As scripted by Nick Grinde, Zelda Sears, and John Meehan, “The Divorcee” was audacious and steamy for its times. It’s doubtful that a movie with such outre sexual politics could have been made after 1934, when Hollywood reinstated the Production Code, a censorship system that prevailed for over 30 years.

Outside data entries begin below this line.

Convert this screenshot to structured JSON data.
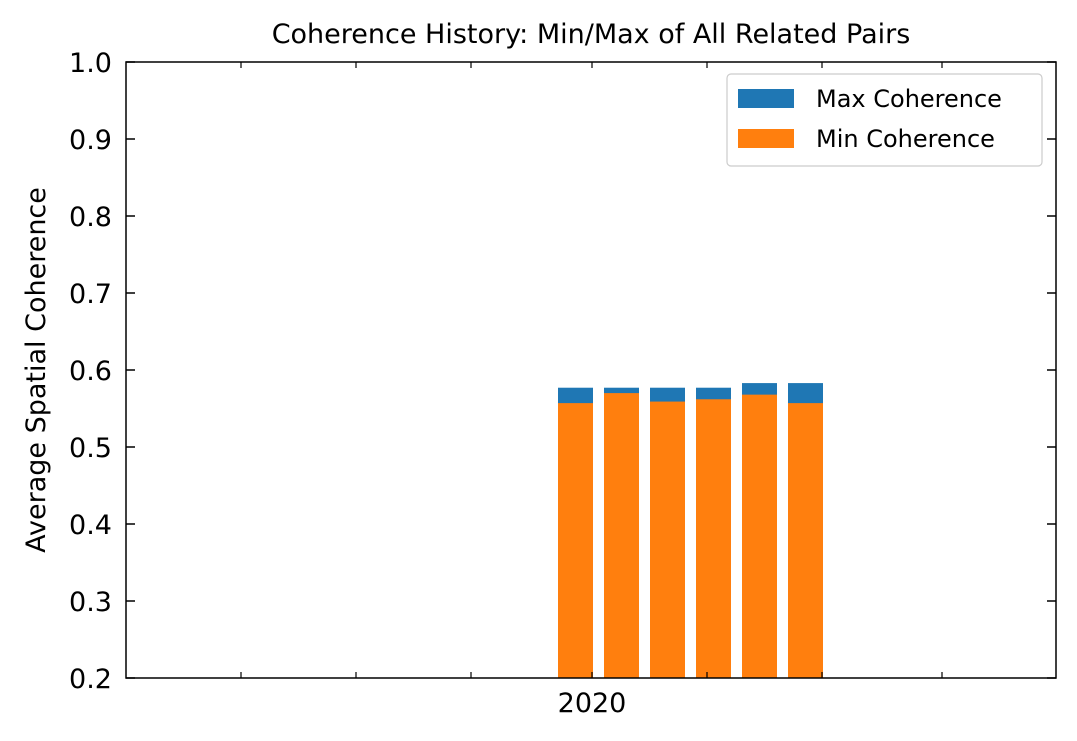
{
  "chart_data": {
    "type": "bar",
    "title": "Coherence History: Min/Max of All Related Pairs",
    "xlabel": "",
    "ylabel": "Average Spatial Coherence",
    "ylim": [
      0.2,
      1.0
    ],
    "yticks": [
      "0.2",
      "0.3",
      "0.4",
      "0.5",
      "0.6",
      "0.7",
      "0.8",
      "0.9",
      "1.0"
    ],
    "xticks": [
      "2020"
    ],
    "grid": false,
    "legend_position": "top-right",
    "series": [
      {
        "name": "Max Coherence",
        "color": "#1f77b4",
        "values": [
          0.577,
          0.577,
          0.577,
          0.577,
          0.583,
          0.583
        ]
      },
      {
        "name": "Min Coherence",
        "color": "#ff7f0e",
        "values": [
          0.557,
          0.57,
          0.559,
          0.562,
          0.568,
          0.557
        ]
      }
    ]
  }
}
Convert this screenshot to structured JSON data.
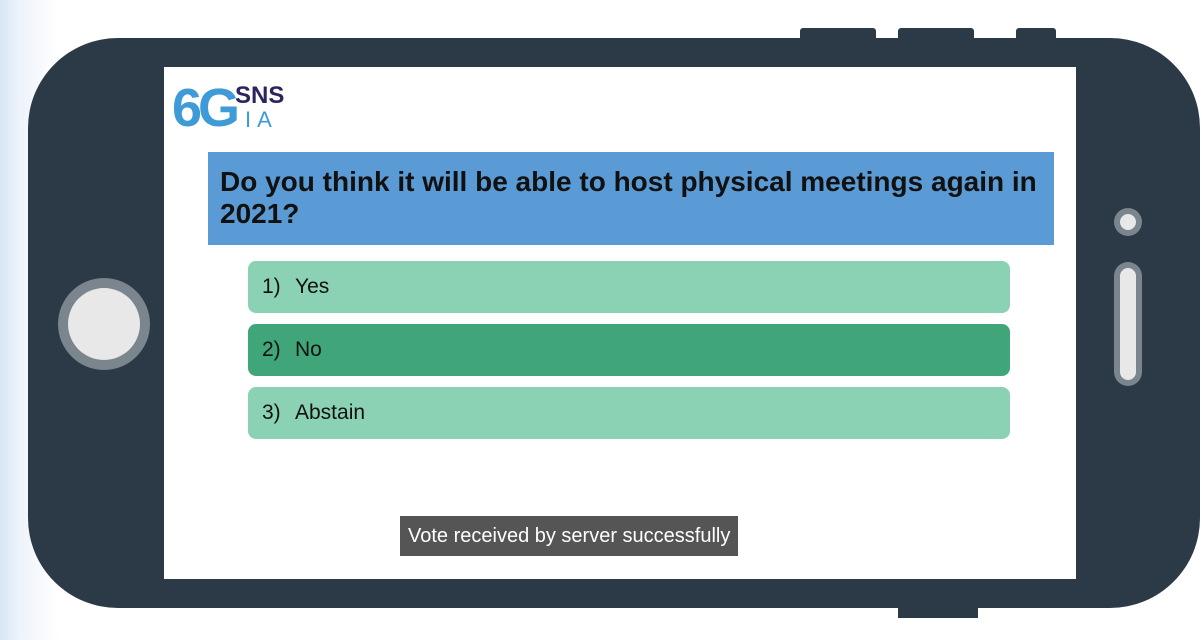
{
  "logo": {
    "mark": "6G",
    "top": "SNS",
    "bottom": "IA"
  },
  "question": "Do you think it will be able to host physical meetings again in 2021?",
  "options": [
    {
      "number": "1)",
      "label": "Yes"
    },
    {
      "number": "2)",
      "label": "No"
    },
    {
      "number": "3)",
      "label": "Abstain"
    }
  ],
  "toast": "Vote received by server successfully"
}
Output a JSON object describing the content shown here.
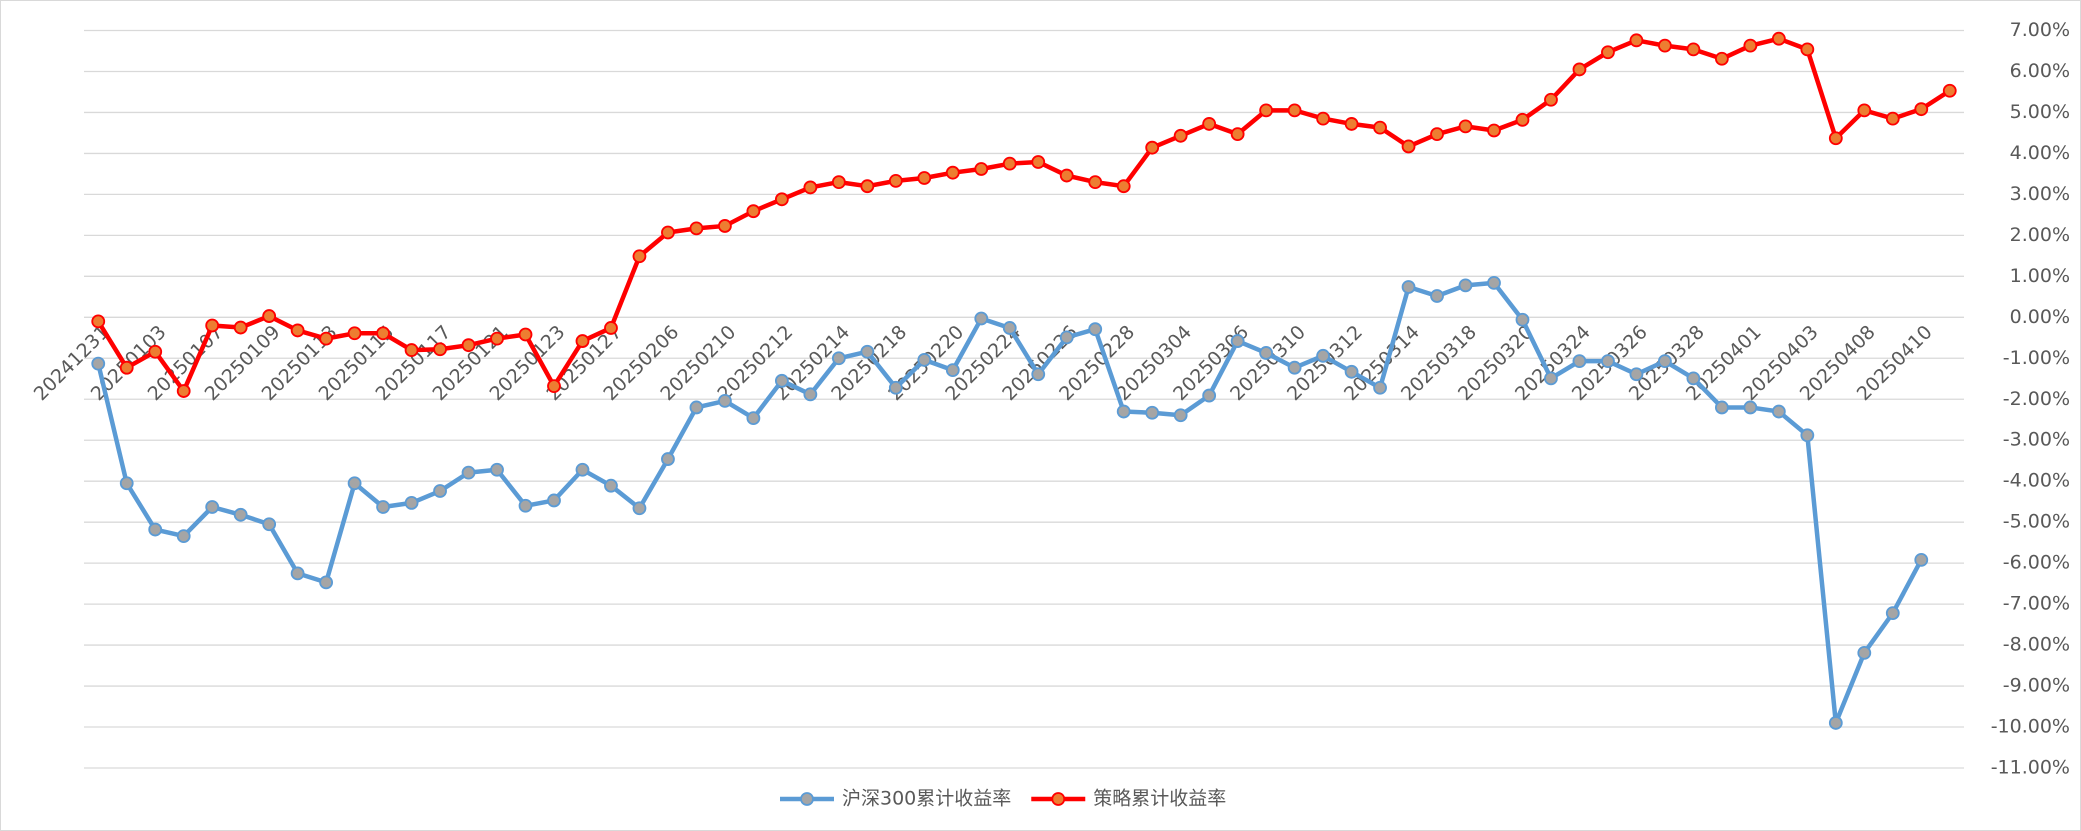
{
  "chart_data": {
    "type": "line",
    "categories": [
      "20241231",
      null,
      "20250103",
      null,
      "20250107",
      null,
      "20250109",
      null,
      "20250113",
      null,
      "20250115",
      null,
      "20250117",
      null,
      "20250121",
      null,
      "20250123",
      null,
      "20250127",
      null,
      "20250206",
      null,
      "20250210",
      null,
      "20250212",
      null,
      "20250214",
      null,
      "20250218",
      null,
      "20250220",
      null,
      "20250224",
      null,
      "20250226",
      null,
      "20250228",
      null,
      "20250304",
      null,
      "20250306",
      null,
      "20250310",
      null,
      "20250312",
      null,
      "20250314",
      null,
      "20250318",
      null,
      "20250320",
      null,
      "20250324",
      null,
      "20250326",
      null,
      "20250328",
      null,
      "20250401",
      null,
      "20250403",
      null,
      "20250408",
      null,
      "20250410",
      null
    ],
    "series": [
      {
        "name": "沪深300累计收益率",
        "color": "#5b9bd5",
        "marker_color": "#a5a5a5",
        "values": [
          -1.13,
          -4.05,
          -5.18,
          -5.34,
          -4.63,
          -4.82,
          -5.05,
          -6.25,
          -6.47,
          -4.05,
          -4.63,
          -4.53,
          -4.24,
          -3.79,
          -3.72,
          -4.6,
          -4.47,
          -3.72,
          -4.11,
          -4.66,
          -3.46,
          -2.2,
          -2.04,
          -2.46,
          -1.55,
          -1.88,
          -1.0,
          -0.84,
          -1.72,
          -1.04,
          -1.29,
          -0.03,
          -0.26,
          -1.39,
          -0.49,
          -0.29,
          -2.3,
          -2.33,
          -2.39,
          -1.91,
          -0.58,
          -0.87,
          -1.23,
          -0.94,
          -1.33,
          -1.72,
          0.74,
          0.52,
          0.78,
          0.84,
          -0.06,
          -1.49,
          -1.07,
          -1.07,
          -1.39,
          -1.07,
          -1.49,
          -2.2,
          -2.2,
          -2.3,
          -2.88,
          -9.9,
          -8.19,
          -7.22,
          -5.92,
          null
        ]
      },
      {
        "name": "策略累计收益率",
        "color": "#ff0000",
        "marker_color": "#ed7d31",
        "values": [
          -0.1,
          -1.23,
          -0.84,
          -1.8,
          -0.2,
          -0.25,
          0.03,
          -0.32,
          -0.52,
          -0.39,
          -0.39,
          -0.8,
          -0.78,
          -0.68,
          -0.52,
          -0.42,
          -1.68,
          -0.58,
          -0.26,
          1.49,
          2.07,
          2.17,
          2.23,
          2.59,
          2.88,
          3.17,
          3.3,
          3.2,
          3.33,
          3.4,
          3.53,
          3.62,
          3.75,
          3.79,
          3.46,
          3.3,
          3.2,
          4.14,
          4.43,
          4.72,
          4.47,
          5.05,
          5.05,
          4.85,
          4.72,
          4.63,
          4.17,
          4.47,
          4.66,
          4.56,
          4.82,
          5.31,
          6.05,
          6.47,
          6.76,
          6.63,
          6.54,
          6.31,
          6.63,
          6.8,
          6.54,
          4.37,
          5.05,
          4.85,
          5.08,
          5.53
        ]
      }
    ],
    "ylim": [
      -11,
      7
    ],
    "yticks": [
      {
        "value": 7,
        "label": "7.00%"
      },
      {
        "value": 6,
        "label": "6.00%"
      },
      {
        "value": 5,
        "label": "5.00%"
      },
      {
        "value": 4,
        "label": "4.00%"
      },
      {
        "value": 3,
        "label": "3.00%"
      },
      {
        "value": 2,
        "label": "2.00%"
      },
      {
        "value": 1,
        "label": "1.00%"
      },
      {
        "value": 0,
        "label": "0.00%"
      },
      {
        "value": -1,
        "label": "-1.00%"
      },
      {
        "value": -2,
        "label": "-2.00%"
      },
      {
        "value": -3,
        "label": "-3.00%"
      },
      {
        "value": -4,
        "label": "-4.00%"
      },
      {
        "value": -5,
        "label": "-5.00%"
      },
      {
        "value": -6,
        "label": "-6.00%"
      },
      {
        "value": -7,
        "label": "-7.00%"
      },
      {
        "value": -8,
        "label": "-8.00%"
      },
      {
        "value": -9,
        "label": "-9.00%"
      },
      {
        "value": -10,
        "label": "-10.00%"
      },
      {
        "value": -11,
        "label": "-11.00%"
      }
    ],
    "grid": true,
    "legend": "bottom"
  }
}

Reflecting the mores of the late 1920s, “The Divorcee,” for which Norma Shearer won her first and only Best Actress Oscar, has not aged well, but it offers minor pleasures, such as watching the graceful and elegant Shearer wearing long silk dresses.
Cast
Jerry (Norma Shearer) Ted (Chester Morris) Paul (Conrad Nagel) Don (Robert Montgomery) Helen (Florence Eldridge) Mary (Helene Millard) Bill (Robert Elliott) Janice (Mary Doran) Hank (Tyler Brooke) Hannah (Zelda Sears)
Oscar Nominations: 4
Picture (Best Production), produced by Robert Z. Leonard Director: Robert Z. Leonard Writing Achievement: John Meehan Actress: Norma Shearer
Oscar Awards: 1
Actress
Oscar Context
In 1929-30, “The Divorcee” competed with four other films for the Best Picture Oscar: “All Quiet on the Western Front,” which won, the biopioc “Disraeli,” the prison drama, “The Big House,” and “The Love Parade.”
Norman Shearer was also nominated that year for “Their Own Desire,” but her Oscar honored her performance in “The Divorcee.”